The officer was snatched on Sunday in the border town of Rafah in the volatile north of Sinai, a remote but strategic area that borders Israel, Gaza and the Suez Canal.
"At dawn today, the body of the martyr captain Ayman al-Sayed Ibrahim al-Desouki was found... after he was killed by the terrorist elements," the spokesman said in a statement posted on his official Facebook page.
Egyptian security forces had exchanged fire with suspected militants during their search operation, killing 10 of them and confiscating weapons, ammunition and explosives, he added.
Islamic State said on its official news cast earlier on Tuesday that its wing in Sinai had kidnapped the officer.

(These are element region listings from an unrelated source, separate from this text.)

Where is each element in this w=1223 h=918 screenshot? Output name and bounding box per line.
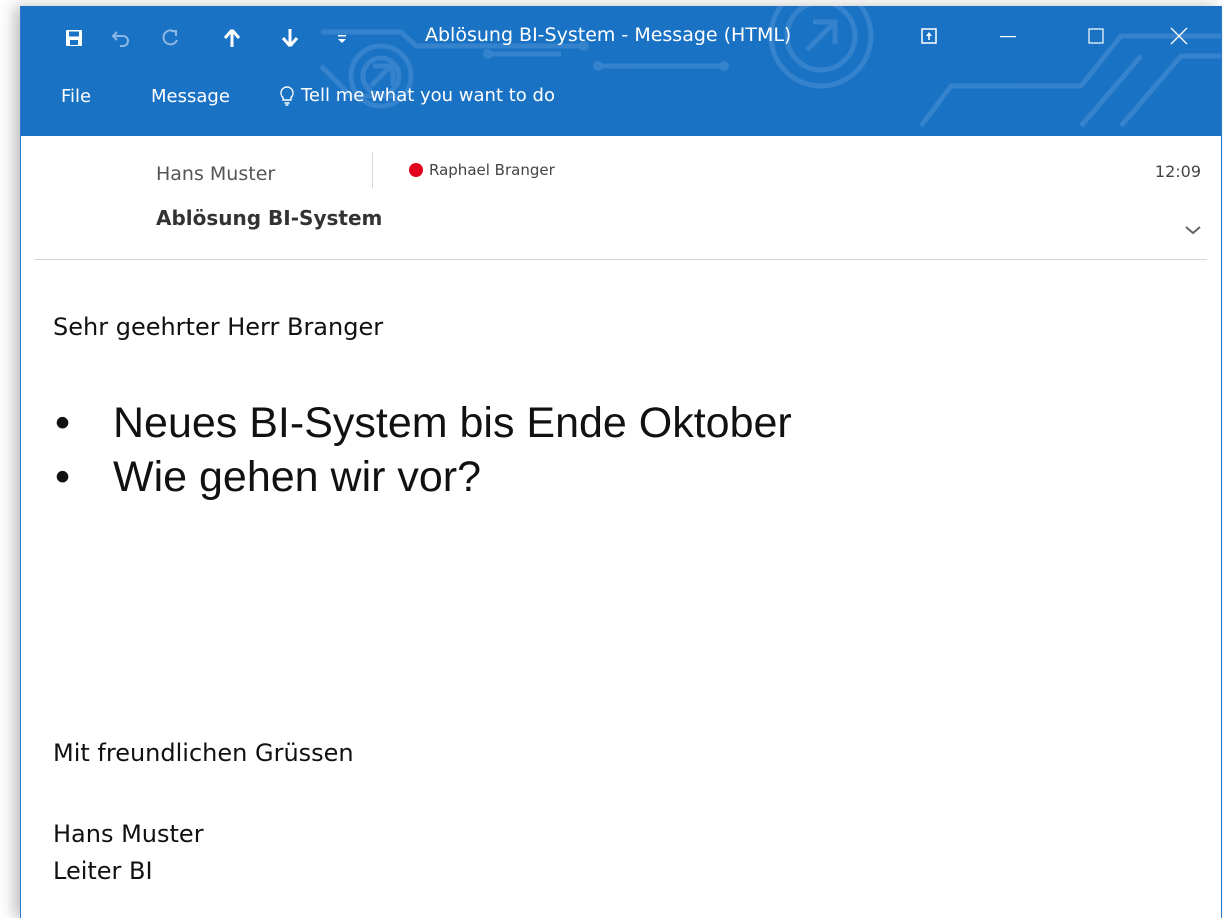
signature-name: Hans Muster xyxy=(53,820,204,848)
tab-message[interactable]: Message xyxy=(151,86,230,107)
previous-item-button[interactable] xyxy=(217,20,247,56)
lightbulb-icon xyxy=(280,85,294,106)
recipient[interactable]: Raphael Branger xyxy=(409,161,555,179)
redo-button[interactable] xyxy=(156,20,186,56)
ribbon-display-options-icon xyxy=(921,28,937,44)
maximize-icon xyxy=(1088,28,1104,44)
recipient-name: Raphael Branger xyxy=(429,161,555,179)
save-icon xyxy=(66,30,82,46)
chevron-down-icon[interactable] xyxy=(1183,222,1203,238)
header-separator xyxy=(35,259,1207,260)
previous-item-icon xyxy=(223,29,241,47)
presence-status-icon xyxy=(409,163,423,177)
redo-icon xyxy=(162,29,178,46)
closing: Mit freundlichen Grüssen xyxy=(53,739,354,767)
greeting: Sehr geehrter Herr Branger xyxy=(53,313,384,341)
next-item-icon xyxy=(281,29,299,47)
sent-time: 12:09 xyxy=(1154,162,1201,181)
title-bar: Ablösung BI-System - Message (HTML) File… xyxy=(21,6,1221,136)
close-icon xyxy=(1170,27,1188,45)
message-window: Ablösung BI-System - Message (HTML) File… xyxy=(20,6,1222,918)
ribbon-display-options-button[interactable] xyxy=(904,16,954,56)
bullet-list: Neues BI-System bis Ende Oktober Wie geh… xyxy=(51,396,792,504)
maximize-button[interactable] xyxy=(1071,16,1121,56)
customize-qat-icon xyxy=(338,35,346,43)
message-header: Hans Muster Raphael Branger 12:09 Ablösu… xyxy=(21,136,1221,261)
tab-file[interactable]: File xyxy=(61,86,91,107)
list-item: Neues BI-System bis Ende Oktober xyxy=(51,396,792,450)
save-button[interactable] xyxy=(59,20,89,56)
customize-qat-button[interactable] xyxy=(327,20,357,56)
next-item-button[interactable] xyxy=(275,20,305,56)
undo-icon xyxy=(111,31,129,47)
message-subject: Ablösung BI-System xyxy=(156,206,383,230)
minimize-button[interactable] xyxy=(983,16,1033,56)
signature-title: Leiter BI xyxy=(53,857,153,885)
minimize-icon xyxy=(1000,36,1016,38)
close-button[interactable] xyxy=(1154,16,1204,56)
list-item: Wie gehen wir vor? xyxy=(51,450,792,504)
tell-me-box[interactable]: Tell me what you want to do xyxy=(279,85,555,106)
menu-bar: File Message Tell me what you want to do xyxy=(21,76,1221,116)
window-title: Ablösung BI-System - Message (HTML) xyxy=(425,24,792,46)
tell-me-label: Tell me what you want to do xyxy=(301,85,555,106)
sender-name[interactable]: Hans Muster xyxy=(156,163,275,185)
undo-button[interactable] xyxy=(106,20,136,56)
header-divider xyxy=(372,152,373,188)
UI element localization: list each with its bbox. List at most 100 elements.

Ansar Bayt al-Maqdis, Egypt's most lethal militant group, changed its name to Sinai Province last year after swearing allegiance to Islamic State, the hardline Sunni militant group that has seized swathes of Iraq and Syria.

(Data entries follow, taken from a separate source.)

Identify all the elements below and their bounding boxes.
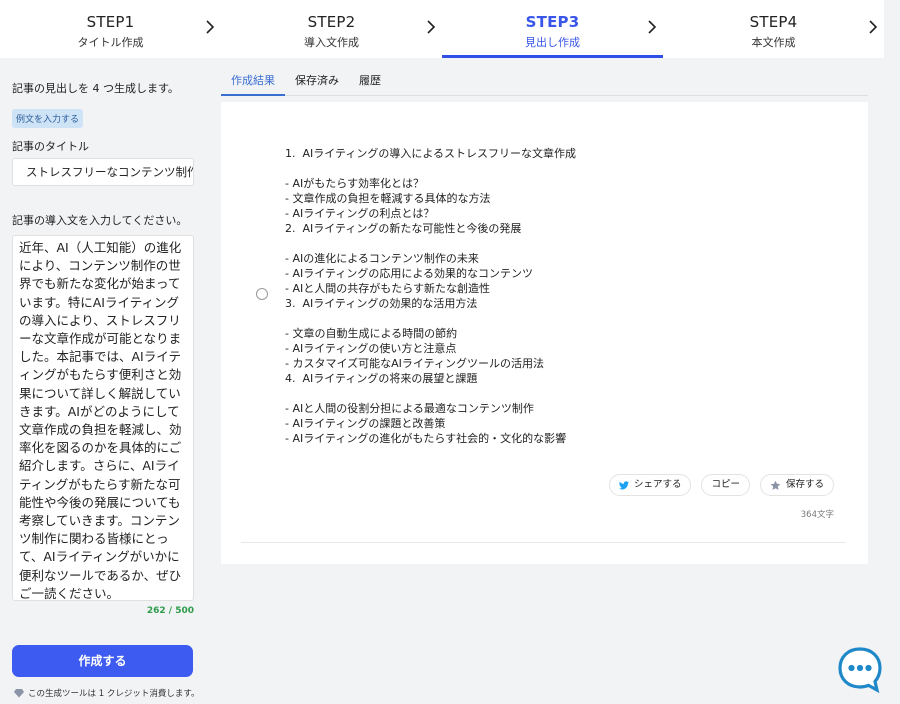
result-tabs: 作成結果 保存済み 履歴 <box>221 66 868 96</box>
tab-saved[interactable]: 保存済み <box>285 66 349 96</box>
star-icon <box>770 480 781 490</box>
step-name: 導入文作成 <box>304 36 359 49</box>
share-button[interactable]: シェアする <box>608 474 692 496</box>
intro-label: 記事の導入文を入力してください。 <box>12 214 188 227</box>
result-card: 1. AIライティングの導入によるストレスフリーな文章作成 - AIがもたらす効… <box>221 102 868 564</box>
chevron-right-icon <box>206 20 215 34</box>
result-actions: シェアする コピー 保存する <box>608 474 834 496</box>
input-panel: 記事の見出しを 4 つ生成します。 例文を入力する 記事のタイトル ストレスフリ… <box>0 58 204 704</box>
step-number: STEP3 <box>525 13 580 31</box>
step-number: STEP2 <box>307 13 356 31</box>
step-header: STEP1 タイトル作成 STEP2 導入文作成 STEP3 見出し作成 STE… <box>0 0 884 58</box>
step-number: STEP1 <box>86 13 135 31</box>
share-label: シェアする <box>633 479 682 490</box>
step-1[interactable]: STEP1 タイトル作成 <box>0 0 221 58</box>
chat-bubble-icon[interactable] <box>836 646 884 694</box>
step-name: 本文作成 <box>751 36 796 49</box>
intro-text: 記事の見出しを 4 つ生成します。 <box>12 82 179 95</box>
copy-button[interactable]: コピー <box>701 474 750 496</box>
example-button[interactable]: 例文を入力する <box>12 109 84 128</box>
chevron-right-icon <box>648 20 657 34</box>
chevron-right-icon <box>869 20 878 34</box>
result-select-radio[interactable] <box>256 288 268 300</box>
step-name: 見出し作成 <box>525 36 580 49</box>
result-text: 1. AIライティングの導入によるストレスフリーな文章作成 - AIがもたらす効… <box>285 147 577 445</box>
copy-label: コピー <box>711 479 740 490</box>
title-label: 記事のタイトル <box>12 140 89 153</box>
divider <box>241 542 846 543</box>
tab-results[interactable]: 作成結果 <box>221 66 285 96</box>
result-char-count: 364文字 <box>800 510 834 520</box>
step-number: STEP4 <box>749 13 798 31</box>
chevron-right-icon <box>427 20 436 34</box>
step-3[interactable]: STEP3 見出し作成 <box>442 0 663 58</box>
char-counter: 262 / 500 <box>146 606 194 616</box>
step-name: タイトル作成 <box>77 36 144 49</box>
intro-textarea[interactable]: 近年、AI（人工知能）の進化により、コンテンツ制作の世界でも新たな変化が始まって… <box>12 235 194 601</box>
twitter-icon <box>618 480 629 489</box>
diamond-icon <box>14 689 24 698</box>
credit-note: この生成ツールは 1 クレジット消費します。 <box>14 687 199 699</box>
step-4[interactable]: STEP4 本文作成 <box>663 0 884 58</box>
credit-text: この生成ツールは 1 クレジット消費します。 <box>28 689 200 699</box>
create-button[interactable]: 作成する <box>12 645 193 677</box>
save-button[interactable]: 保存する <box>759 474 834 496</box>
save-label: 保存する <box>785 479 824 490</box>
tab-history[interactable]: 履歴 <box>349 66 391 96</box>
title-input[interactable]: ストレスフリーなコンテンツ制作 <box>12 158 194 186</box>
step-2[interactable]: STEP2 導入文作成 <box>221 0 442 58</box>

Sinai Province has killed hundreds of policemen and soldiers since the army toppled Islamist President Mohamed Mursi of the Muslim Brotherhood in 2013 after mass protests against his rule.
But kidnappings of police or soldiers are rarer.
Any sign that kidnapping has become a new tactic is likely to raise fresh security concerns in Egypt, where the vital tourism industry and economy have suffered from the violence.
Egypt's insurgency is concentrated in Sinai, but smaller-scale attacks have also occurred in cities, including Cairo.